Here, by way of example, is one of the classics that we have rewritten: 20,000 Leagues Under the Sea by Julia Verne. Yes, we changed “Jules” to “Julia” to reflect feminism’s awesome contribution to world literature.

In our rewrite, “Captain Nemo” is an African-American gay woman who has invented and built the super-submarine, the Nautilus, to fight Climate Change. That means she must also fight Climate Change Denial, which she does by sinking ships that have white males on them. All members of her crew are LBGTQ and persons of color. The involuntary guests of the Nautilus–Prof. Arronax, Conseil, and Ned Land–have been rewritten as gay women of color who are in their respective countries without documentation.

We have begun work on rewriting A Tale of Two Cities by Charlene Motumbu, with London and Paris–ugh! horrible cities, crammed full of men!–replaced by Baghdad and Aleppo.

Says our department chair, Dr. Fimbo Pantywaist, “We will not allow any of our students to pick up counterrevolutionary ideas through the medium of literature, classical or otherwise. There is no so-called ‘classic’ that cannot be improved by replacing its reactionary elements with themes of gender fluidity and man-made climate change. From now on, all books are to teach those lessons. All the time!”

9 comments on “Souping Up the Classics

  1. If these re-written classics become the ‘classics’ of tomorrow, nobody will be left to even know the difference. And no great writers will be writing anything worth reading.

    1. It was hard NOT to miss the satire, but the element of predictive truth was overwhelmingly realistic.

  2. Predictive my eye! It’s happening right now. Netflix is currently distributing a Canadian Broadcasting Corporation property named Anne, With An E” based on Anne of Green Gables.

    There are parts that seem true to the 1908 book, but there are also examples of dialogue sprinkled with current day, PC terminology. They manage a shout out to Climbit Change and Anne’s role model is a lesbian. It’s called a “reimagining” of the original, but corruption seems a valid term to me.

    While Anne, in the book, is a bit of a handful, she’s a good child. In this series, the darker aspects of her personality are exaggerated and the story line is altered to not only heighten drama, but to inflate it out of all proportion.

    I will have to say that the production values are excellent and the acting first class. Amybeth McNulty brings the character to life in a manner that left me amazed several times throughout the series. This girl is a brilliant actress and makes it look effortless.

    It’s “tragical”, to paraphrase the character of Anne, that they couldn’t have left the story as it was written and not practice the revisionism which so distracts from the original story.

    1. Since that email, I have read a bit of the original work and find it a delightful classic. Anne, in the book, is a bit of Tom Sawyer and a bit of Huck Finn, all wrapped up in a delightful little girl with a huge imagination and an impressive mastery of English. She is prone to speaking her mind and is not particularly skilled at tact, but she means well and even her most harsh critics cannot sustain their wrath in the face of her competence and charm. She is, simply put, completely honest and that makes her character very endearing.

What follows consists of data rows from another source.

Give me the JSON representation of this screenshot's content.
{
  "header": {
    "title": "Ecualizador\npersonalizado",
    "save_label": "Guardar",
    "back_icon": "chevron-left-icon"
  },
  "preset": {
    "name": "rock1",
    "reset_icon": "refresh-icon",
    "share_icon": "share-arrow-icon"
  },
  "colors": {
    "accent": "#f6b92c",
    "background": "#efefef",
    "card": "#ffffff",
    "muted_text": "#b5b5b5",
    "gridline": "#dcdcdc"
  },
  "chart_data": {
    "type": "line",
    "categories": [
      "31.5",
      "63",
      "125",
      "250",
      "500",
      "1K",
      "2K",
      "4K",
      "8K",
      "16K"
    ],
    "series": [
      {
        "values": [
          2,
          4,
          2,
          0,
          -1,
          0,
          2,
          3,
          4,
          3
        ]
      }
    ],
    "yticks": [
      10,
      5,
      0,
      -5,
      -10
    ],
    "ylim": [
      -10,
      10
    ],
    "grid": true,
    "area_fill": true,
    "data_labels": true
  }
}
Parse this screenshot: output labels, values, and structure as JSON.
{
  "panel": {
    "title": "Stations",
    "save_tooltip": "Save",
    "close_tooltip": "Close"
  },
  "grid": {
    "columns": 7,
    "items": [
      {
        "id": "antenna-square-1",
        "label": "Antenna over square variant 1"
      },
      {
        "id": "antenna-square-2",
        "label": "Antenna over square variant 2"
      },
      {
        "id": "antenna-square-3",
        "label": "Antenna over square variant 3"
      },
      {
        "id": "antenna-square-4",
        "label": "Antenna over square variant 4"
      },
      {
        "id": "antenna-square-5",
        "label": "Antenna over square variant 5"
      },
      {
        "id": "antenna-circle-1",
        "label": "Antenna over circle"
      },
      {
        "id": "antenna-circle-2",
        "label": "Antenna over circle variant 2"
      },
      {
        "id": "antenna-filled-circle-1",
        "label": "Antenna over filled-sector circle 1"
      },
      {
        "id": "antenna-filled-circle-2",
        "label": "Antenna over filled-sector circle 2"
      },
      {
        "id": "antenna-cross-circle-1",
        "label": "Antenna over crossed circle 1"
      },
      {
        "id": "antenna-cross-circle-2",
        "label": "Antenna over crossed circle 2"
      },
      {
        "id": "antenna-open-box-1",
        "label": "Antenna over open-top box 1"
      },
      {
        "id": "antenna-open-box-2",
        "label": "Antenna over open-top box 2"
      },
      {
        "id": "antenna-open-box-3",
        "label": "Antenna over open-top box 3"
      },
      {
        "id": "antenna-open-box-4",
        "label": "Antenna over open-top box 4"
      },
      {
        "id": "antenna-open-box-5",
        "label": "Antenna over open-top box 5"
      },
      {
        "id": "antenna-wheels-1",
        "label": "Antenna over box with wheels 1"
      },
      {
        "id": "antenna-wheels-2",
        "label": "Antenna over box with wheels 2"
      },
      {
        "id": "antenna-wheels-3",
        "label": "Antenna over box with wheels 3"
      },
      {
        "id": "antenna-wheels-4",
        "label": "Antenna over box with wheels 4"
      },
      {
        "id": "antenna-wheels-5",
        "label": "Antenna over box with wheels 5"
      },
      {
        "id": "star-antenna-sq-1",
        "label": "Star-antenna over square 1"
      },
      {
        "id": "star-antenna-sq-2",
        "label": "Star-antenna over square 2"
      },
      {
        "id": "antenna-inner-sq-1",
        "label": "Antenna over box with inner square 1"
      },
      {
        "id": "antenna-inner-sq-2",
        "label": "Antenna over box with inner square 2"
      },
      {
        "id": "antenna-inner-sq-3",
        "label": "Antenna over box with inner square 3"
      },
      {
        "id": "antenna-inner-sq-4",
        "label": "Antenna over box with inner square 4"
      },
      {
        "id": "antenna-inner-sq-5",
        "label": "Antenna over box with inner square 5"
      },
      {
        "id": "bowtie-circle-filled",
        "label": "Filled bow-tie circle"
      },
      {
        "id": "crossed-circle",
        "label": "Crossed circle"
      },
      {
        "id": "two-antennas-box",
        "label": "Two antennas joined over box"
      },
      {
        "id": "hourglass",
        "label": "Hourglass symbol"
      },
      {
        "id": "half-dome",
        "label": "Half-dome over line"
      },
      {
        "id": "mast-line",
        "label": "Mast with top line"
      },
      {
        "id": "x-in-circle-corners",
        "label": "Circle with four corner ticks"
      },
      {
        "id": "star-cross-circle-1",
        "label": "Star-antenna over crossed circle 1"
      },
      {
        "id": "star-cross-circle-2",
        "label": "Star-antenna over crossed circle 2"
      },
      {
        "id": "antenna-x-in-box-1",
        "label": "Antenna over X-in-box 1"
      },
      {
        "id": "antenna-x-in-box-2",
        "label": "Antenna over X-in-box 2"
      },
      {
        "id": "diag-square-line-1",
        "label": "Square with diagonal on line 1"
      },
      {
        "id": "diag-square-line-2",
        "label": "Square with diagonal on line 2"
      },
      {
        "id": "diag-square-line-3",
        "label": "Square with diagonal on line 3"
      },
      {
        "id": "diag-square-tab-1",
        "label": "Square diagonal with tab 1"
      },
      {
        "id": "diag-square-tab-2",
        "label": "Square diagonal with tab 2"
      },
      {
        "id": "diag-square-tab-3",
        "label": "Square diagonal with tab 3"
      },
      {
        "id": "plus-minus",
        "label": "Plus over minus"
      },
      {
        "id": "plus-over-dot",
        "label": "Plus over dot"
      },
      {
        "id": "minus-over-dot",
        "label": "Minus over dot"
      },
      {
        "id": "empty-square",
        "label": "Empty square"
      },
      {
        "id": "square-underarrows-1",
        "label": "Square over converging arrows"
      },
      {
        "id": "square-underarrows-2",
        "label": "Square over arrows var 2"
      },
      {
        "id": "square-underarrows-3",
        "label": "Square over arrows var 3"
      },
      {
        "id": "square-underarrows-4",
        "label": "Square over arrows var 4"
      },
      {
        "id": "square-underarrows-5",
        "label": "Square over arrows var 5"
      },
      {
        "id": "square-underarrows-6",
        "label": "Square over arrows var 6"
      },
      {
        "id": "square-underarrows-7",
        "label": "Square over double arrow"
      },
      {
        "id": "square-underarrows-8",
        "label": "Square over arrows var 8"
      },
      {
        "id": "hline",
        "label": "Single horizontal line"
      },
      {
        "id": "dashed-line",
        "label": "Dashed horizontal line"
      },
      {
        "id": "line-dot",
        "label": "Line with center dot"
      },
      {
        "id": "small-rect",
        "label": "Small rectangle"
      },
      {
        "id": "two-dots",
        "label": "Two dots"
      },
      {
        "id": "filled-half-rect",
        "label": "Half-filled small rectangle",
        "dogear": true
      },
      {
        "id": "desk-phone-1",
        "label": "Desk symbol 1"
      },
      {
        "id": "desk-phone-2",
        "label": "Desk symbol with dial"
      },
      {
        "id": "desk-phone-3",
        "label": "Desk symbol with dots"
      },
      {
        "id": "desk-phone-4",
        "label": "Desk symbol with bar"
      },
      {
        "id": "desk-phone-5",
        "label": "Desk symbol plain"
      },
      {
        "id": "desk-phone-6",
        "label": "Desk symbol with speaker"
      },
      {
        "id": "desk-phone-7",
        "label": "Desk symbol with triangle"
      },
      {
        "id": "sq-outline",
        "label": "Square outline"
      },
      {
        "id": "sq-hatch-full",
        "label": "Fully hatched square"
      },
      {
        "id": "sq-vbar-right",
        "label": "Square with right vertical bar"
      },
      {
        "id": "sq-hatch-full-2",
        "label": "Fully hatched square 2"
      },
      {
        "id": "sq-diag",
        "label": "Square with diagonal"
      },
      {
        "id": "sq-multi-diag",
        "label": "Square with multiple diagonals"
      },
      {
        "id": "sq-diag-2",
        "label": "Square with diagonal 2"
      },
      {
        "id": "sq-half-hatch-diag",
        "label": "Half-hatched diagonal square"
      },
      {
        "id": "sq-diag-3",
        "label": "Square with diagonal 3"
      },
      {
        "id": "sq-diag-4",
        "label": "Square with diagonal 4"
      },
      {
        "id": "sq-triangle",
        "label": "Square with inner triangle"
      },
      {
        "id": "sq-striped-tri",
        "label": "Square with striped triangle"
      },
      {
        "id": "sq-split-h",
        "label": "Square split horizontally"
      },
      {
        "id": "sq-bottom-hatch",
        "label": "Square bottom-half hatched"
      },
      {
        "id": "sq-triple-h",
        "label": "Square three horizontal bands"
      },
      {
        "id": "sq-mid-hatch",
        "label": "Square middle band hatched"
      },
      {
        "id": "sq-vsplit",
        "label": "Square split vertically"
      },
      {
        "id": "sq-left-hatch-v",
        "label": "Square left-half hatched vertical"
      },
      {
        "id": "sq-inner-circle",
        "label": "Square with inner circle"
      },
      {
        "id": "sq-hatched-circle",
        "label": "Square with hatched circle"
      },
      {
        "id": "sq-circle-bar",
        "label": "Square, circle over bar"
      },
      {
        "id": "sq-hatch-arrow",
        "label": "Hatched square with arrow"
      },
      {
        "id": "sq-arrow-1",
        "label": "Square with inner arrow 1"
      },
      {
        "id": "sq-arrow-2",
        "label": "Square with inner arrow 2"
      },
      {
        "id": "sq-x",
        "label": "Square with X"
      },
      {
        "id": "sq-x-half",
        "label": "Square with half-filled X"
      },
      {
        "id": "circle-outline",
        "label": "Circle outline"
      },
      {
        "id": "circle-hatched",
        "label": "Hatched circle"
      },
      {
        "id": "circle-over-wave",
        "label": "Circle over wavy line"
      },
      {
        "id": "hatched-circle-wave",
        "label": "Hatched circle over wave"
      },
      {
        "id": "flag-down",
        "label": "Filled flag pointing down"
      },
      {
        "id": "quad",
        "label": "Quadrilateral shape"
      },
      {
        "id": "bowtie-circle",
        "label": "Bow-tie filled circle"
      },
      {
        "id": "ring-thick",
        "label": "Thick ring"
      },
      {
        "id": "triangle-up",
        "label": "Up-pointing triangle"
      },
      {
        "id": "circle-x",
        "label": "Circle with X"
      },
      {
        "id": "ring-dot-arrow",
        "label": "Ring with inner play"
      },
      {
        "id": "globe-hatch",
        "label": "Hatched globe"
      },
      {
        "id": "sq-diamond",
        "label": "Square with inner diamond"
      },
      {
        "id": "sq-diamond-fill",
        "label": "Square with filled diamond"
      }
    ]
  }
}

      Now, can anyone tell me why such a brilliantly written character and such a lovely story has to be “improved upon” (another Anne paraphrase) when the character and story are without weakness?

      As an inveterate reader, I find that great fiction sketches out its characters in such a way that you form an immediate and indelible mental image of them which is reinforced throughout the work. I know just what Jack, Elayne and Martis look like. I know Anne of Green Gables down to the last freckle on her face. What sort of mentality would seek to put their works in her mouth?

    1. Predication: Caught–again!–with the unionized teachers’ hands in the cookie jar, the school will re-issue the yearbooks without the political censorship. But you can’t say they didn’t try. They always try.

  3. As the article states, this probably is an actual first amendment issue. It would be interesting to see how justice plays out in this matter.